When I read the article, I, myself, was going through a rough patch in life and with working non-stop 7 days straight for 17 weeks, I needed something to keep my mind off of those things. So I decided to do the 30-day fast as best as I can and also committed working out everyday on Monday through Thursdays when I was at home in Los Angeles (I would be traveling and working in another city on Friday through Sunday).
- For my one meal on Monday through Thursdays would be either a mixture of ground turkey or chicken and broccoli florets or green beans after I worked out. I didn't count calories or macro nutrients for those meals. I just put an amount in a bowl of how much I think my body needed. For the rest of the day, I would drink coffee and water.
- On Fridays, I wouldn't eat until dinner as I would be on a plane traveling all day. Most of the time, I would eat at a restaurant with my co-workers and I would try order some sort of protein entree and a plate of vegetables.
- Saturday was a tricky day as one of my co-workers loves all sort of food as I do and we would get something usually quick for lunch. I would also eat dinner on this day as we had a meeting every Saturday night. I would order a soup and/or salad, depending on how I felt. I treated this day as somewhat of a "cheat day"
- Sunday is NFL game day. I would wake up around 6:00 am, depending on what city I was in, and wouldn't eat until I got back home to Los Angeles. All I would have is couple of cups of coffee and a lot of water, if I remember to drink it. So for an NFL game on the east coast, I would wake up at 7:00 am ET for a 1:00 pm game. The game would end around 4:30 pm, go straight to the airport and land in Los Angeles around midnight, which would be 3:00 am in the east coast. So if you think about it, I didn't consume food for 21 hours. That's how my Sundays usually went even before I did the fast.

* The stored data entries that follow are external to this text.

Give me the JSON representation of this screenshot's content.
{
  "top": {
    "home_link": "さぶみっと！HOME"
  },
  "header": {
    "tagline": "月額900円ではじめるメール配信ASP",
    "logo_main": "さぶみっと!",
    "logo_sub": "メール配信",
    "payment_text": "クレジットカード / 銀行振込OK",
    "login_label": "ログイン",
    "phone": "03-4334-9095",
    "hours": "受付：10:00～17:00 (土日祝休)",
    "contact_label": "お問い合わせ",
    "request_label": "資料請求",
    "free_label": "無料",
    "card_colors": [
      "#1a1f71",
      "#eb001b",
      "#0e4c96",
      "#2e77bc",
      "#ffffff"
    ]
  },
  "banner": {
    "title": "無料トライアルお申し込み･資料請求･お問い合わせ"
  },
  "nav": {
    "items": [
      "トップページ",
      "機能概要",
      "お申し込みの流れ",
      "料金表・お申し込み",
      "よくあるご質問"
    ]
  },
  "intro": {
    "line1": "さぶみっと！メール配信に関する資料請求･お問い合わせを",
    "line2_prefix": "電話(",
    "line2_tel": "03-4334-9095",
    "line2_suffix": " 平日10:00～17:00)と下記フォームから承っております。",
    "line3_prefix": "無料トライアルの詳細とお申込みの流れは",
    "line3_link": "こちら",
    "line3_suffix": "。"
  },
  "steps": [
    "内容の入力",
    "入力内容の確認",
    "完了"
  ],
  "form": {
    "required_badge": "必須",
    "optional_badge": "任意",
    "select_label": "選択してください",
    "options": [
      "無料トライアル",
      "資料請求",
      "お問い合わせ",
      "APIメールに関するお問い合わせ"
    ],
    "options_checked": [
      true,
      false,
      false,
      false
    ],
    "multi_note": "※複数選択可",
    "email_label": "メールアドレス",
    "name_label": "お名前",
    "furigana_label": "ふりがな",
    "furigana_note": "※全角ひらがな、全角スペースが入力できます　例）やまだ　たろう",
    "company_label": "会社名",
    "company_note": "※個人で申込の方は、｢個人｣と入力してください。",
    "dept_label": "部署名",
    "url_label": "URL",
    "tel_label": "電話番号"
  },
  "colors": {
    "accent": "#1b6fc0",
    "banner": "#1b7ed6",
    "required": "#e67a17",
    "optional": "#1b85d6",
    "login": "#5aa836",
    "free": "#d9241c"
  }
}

After the 30-day fast, I stuck with the plan on most days and ate one meal a day. By the beginning of February I had lost about 15 pounds, from 184 lbs to 169 lbs.
One of my friends, a coach at one of the DEUCE Gym locations, told me I look skinny and sick. I did lose mass on my body but this is the best, not just physically but mentally as well, I ever felt in my life. I didn't know if this 30-day fast was going to work for me, but it did. When people asked me how I got so lean, I tell them about the fast I did. But I always tell them, "It's whatever works for you." Everyone's body is different.
What I learned over the years is how the food you eat affects not just your body, but your mind as well. When you eat more natural foods or food YOU cook, I feel you become mentally stronger versus ordering from (fast food) restaurants.
Yes, it's hard to get and stay committed to a strict nutrition plan. If you really want it, you'll sacrifice some things to make it happen, just like you would in a relationship.
I hope I didn't bore anyone, or for the maybe 2 or 3 people that have been reading my quarantine blogging. I see 9 views total so far so thanks for tuning in!